Many things affect EGT, with timing being a bigger factor than AFRs. The shift from 9.5:1 to even 12.5:1 does will not compare to knock and/or base timing being off. If timing is retarded, the entire air/fuel mixture will be less combusted by the time it leaves the exhaust port, meaning more partial combustion within the exhaust manifold itself.

Have the CEL checked out and find out what it is.
 
The CEL shut off while driving home. It was sluggish for a minute or two and bogged like crazy if you got on the gas hard, but it went away. No CEL now, drives fine. I havent really gotten on it too much since then, havent had the time. I want to go dyno this week. Hopefully this will have most of my answers.
 
This high EGT thing is pretty annoying. I can not complete a 4 gear pull without my EGT reading 900C. Im just not entirely sure that it is actually going that high. I have 660cc injectors, a fuel pump, and an AFPR, so I really dont think I could possible be running out of fuel.

Perhaps it is too rich, but I tried taking away some more air, but it did not seem to do much.
 
In your first post you mention you have an autometer air/fuel gauge? I'm assuming this is a narrowband? If so trash it and get a wideband to measure your air/fuel ratio. From the sounds of it your are running real lean. Do you have any sort of logger to help show some data on what is going on in your engine? If not, I would invest in some sort of logger too.
 
Dont waste your time tuning with a narrowband its pointless!

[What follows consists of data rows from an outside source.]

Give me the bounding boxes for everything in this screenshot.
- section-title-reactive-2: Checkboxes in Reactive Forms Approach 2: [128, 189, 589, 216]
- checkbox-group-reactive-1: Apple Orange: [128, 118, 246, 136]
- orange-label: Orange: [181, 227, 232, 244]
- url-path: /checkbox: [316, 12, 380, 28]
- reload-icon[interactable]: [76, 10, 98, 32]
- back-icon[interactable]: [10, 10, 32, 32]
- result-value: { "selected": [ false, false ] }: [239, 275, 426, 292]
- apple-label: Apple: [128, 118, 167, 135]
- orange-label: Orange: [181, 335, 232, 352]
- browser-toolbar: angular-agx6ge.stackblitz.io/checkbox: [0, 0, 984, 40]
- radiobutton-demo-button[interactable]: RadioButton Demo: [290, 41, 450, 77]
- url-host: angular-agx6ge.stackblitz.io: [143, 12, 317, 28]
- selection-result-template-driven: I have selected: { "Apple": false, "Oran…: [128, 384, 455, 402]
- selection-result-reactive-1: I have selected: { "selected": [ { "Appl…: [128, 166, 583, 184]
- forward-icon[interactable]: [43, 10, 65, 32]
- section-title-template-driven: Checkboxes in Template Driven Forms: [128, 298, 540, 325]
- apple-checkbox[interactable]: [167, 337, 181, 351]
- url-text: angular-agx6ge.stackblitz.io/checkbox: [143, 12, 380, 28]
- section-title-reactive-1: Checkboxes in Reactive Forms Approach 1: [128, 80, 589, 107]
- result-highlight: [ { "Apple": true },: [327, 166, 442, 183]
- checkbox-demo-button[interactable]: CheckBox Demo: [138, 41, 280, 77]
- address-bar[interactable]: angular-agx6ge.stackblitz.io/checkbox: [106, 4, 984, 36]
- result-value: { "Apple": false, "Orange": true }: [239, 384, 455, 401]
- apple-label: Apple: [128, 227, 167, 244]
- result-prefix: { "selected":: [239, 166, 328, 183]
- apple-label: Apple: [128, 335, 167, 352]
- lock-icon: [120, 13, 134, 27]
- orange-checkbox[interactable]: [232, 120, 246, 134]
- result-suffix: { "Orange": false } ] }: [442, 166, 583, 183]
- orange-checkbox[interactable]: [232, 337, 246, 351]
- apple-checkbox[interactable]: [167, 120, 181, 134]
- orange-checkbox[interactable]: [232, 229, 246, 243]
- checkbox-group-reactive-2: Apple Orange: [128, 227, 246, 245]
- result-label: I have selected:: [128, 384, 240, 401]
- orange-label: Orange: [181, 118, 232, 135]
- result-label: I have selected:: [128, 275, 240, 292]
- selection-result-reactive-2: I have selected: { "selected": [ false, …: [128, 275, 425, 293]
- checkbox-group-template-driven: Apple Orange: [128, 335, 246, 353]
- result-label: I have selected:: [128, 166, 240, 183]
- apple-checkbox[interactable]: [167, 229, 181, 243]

Also EGTs can be very tricky as high EGTs often have little at all to do with fuel. Im assuming the 4th gear pull is WOT? therefore you are under high load and probably need to pull a little timing.

Point is dont always look at fuel when EGTs get high as timing can very often be the real culprit. Although in this case attempted narrowband tuning may be the real cause.
 
I dont put any real trust in the autometer guage, I know its garbage. I actually do have a datalogger for my car, but the batteries dies in the palm pilot, so now I have to go and redo the whole thing.

My thing is, if I go to the dyno, I should pretty much be all set. If it reads rich, then I will pull fuel. If its lean, then I will add. But if Im right around 11, then I need something to take back a little timing.

I just cant see that adding a FMIC really changed my setup THAT much, where I can just mess with the fuel a little with the S-AFC.
 
What kind of turbo are you using?

It's possible before the front mount was installed the car was pulling timing due to knock, but after the front mount the reduced intake temps helped reduce knock and now you need more fuel.

The only real way is to check data logs. And just going to the dyno and adding/subtracting fuel with a air/fuel meter is not going to help if it is something to do with timing. Go get some batteries and run a log and see what is happening inside your motor.